BACKGROUND
: In healthcare settings, especially in high-pressure environments like Emergency situations, the ability to document and communicate patient information rapidly and accurately is crucial. Traditional methods for manual documentation are often time-consuming and prone to errors, which can adversely affect patient outcomes. To address these challenges, there is growing interest in integrating advanced technologies, especially Large Language Models (LLMs), into medical communication systems. However, deploying LLMs in clinical environments presents unique challenges, including the need to ensure the accuracy of medical content and to mitigate the risk of generating irrelevant or misleading information.
OBJECTIVE
This paper aims to address these challenges by developing a Natural Language Processing (NLP) pipeline for the extraction of text from German rescue services treatment dialogues. The objectives are twofold: (1) to generate realistic, medically relevant dialogues where the ground truth is known, and (2) to accurately extract essential information from these dialogues to populate emergency protocols.
METHODS
This study utilizes the MIMIC-IV-ED dataset, a de-identified, publicly available resource, to generate synthetic dialogue data for emergency department scenarios. By selecting and anonymizing data from 100 patients, we created a baseline for generating realistic dialogues and evaluating an NLP pipeline. We applied the Post Randomization Method (PRAM) for non-mechanical data perturbation, ensuring patient privacy and data utility. Dialogue generation was conducted in two stages: initial generation using the "Zephyr-7b-beta" model, followed by refinement and translation into German using GPT-4 Turbo. A Retrieval-Augmented Generation (RAG) approach was developed for extracting relevant information from these dialogues, involving chunking, embedding, and dynamic prompt templates. The model's performance was evaluated through manual review and sentiment analysis, ensuring that the generated dialogues maintained clinical relevance and emotional accuracy.
RESULTS
The data generation pipeline produced 100 dialogues, with initial English dialogues averaging 2,000 tokens and German dialogues 4,000 tokens. Manual evaluation identified certain redundancies and formal language in the German dialogues.
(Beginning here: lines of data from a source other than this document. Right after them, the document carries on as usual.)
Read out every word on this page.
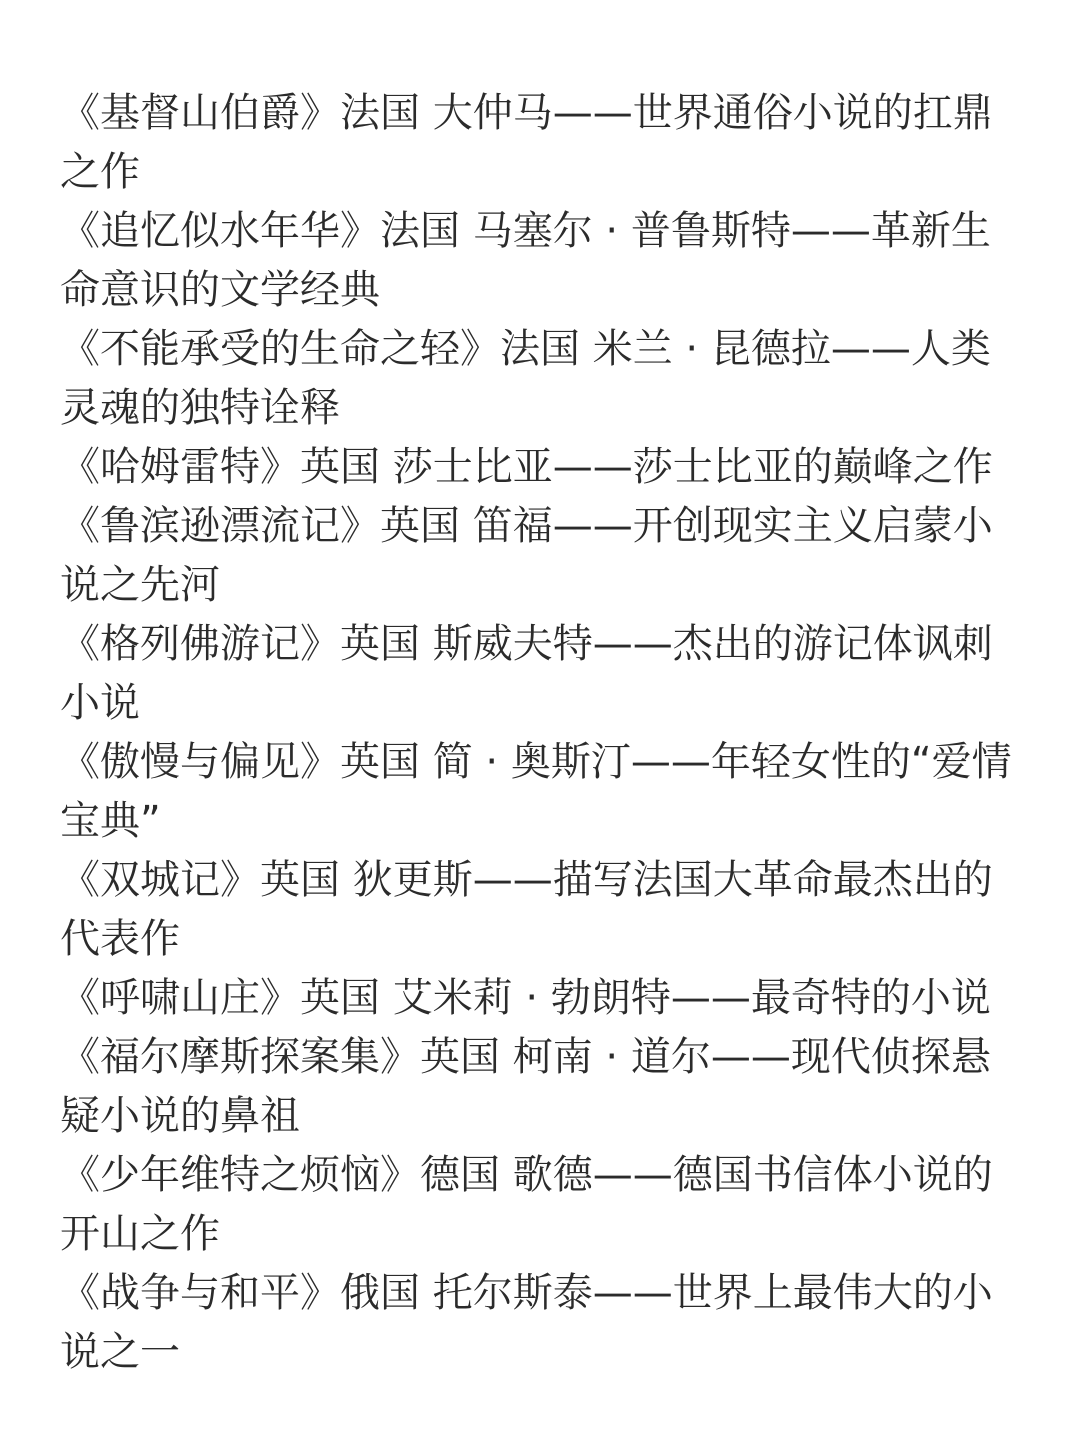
《基督山伯爵》法国 大仲马——世界通俗小说的扛鼎之作

《追忆似水年华》法国 马塞尔 · 普鲁斯特——革新生命意识的文学经典

《不能承受的生命之轻》法国 米兰 · 昆德拉——人类灵魂的独特诠释

《哈姆雷特》英国 莎士比亚——莎士比亚的巅峰之作

《鲁滨逊漂流记》英国 笛福——开创现实主义启蒙小说之先河

《格列佛游记》英国 斯威夫特——杰出的游记体讽刺小说

《傲慢与偏见》英国 简 · 奥斯汀——年轻女性的“爱情宝典”

《双城记》英国 狄更斯——描写法国大革命最杰出的代表作

《呼啸山庄》英国 艾米莉 · 勃朗特——最奇特的小说

《福尔摩斯探案集》英国 柯南 · 道尔——现代侦探悬疑小说的鼻祖

《少年维特之烦恼》德国 歌德——德国书信体小说的开山之作

《战争与和平》俄国 托尔斯泰——世界上最伟大的小说之一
Sentiment analysis revealed a reduction in negative sentiment from 67% to 59% and an increase in positive sentiment from 27% to 38%, which may negatively impact text extraction, as positive sentiments may not align well with identifying critical topics such as suicidal thoughts. The RAG-based extraction system achieved high precision and recall in both nominal and numerical features in the initial dialogues, with F1-scores ranging from 86.21% to 100%. However, performance declined in the refined dialogues, with notable drops in precision, particularly for "Diagnosis" (60.82%) and "Pain Score" (57.61%).
CONCLUSIONS
The results of the study underscore the system's robust capabilities in processing structured data efficiently, demonstrating its strength in managing well-defined, quantitative information. However, the findings also reveal limitations in the system’s ability to handle nuanced clinical language, particularly when it comes to non-English and non-Chinese languages.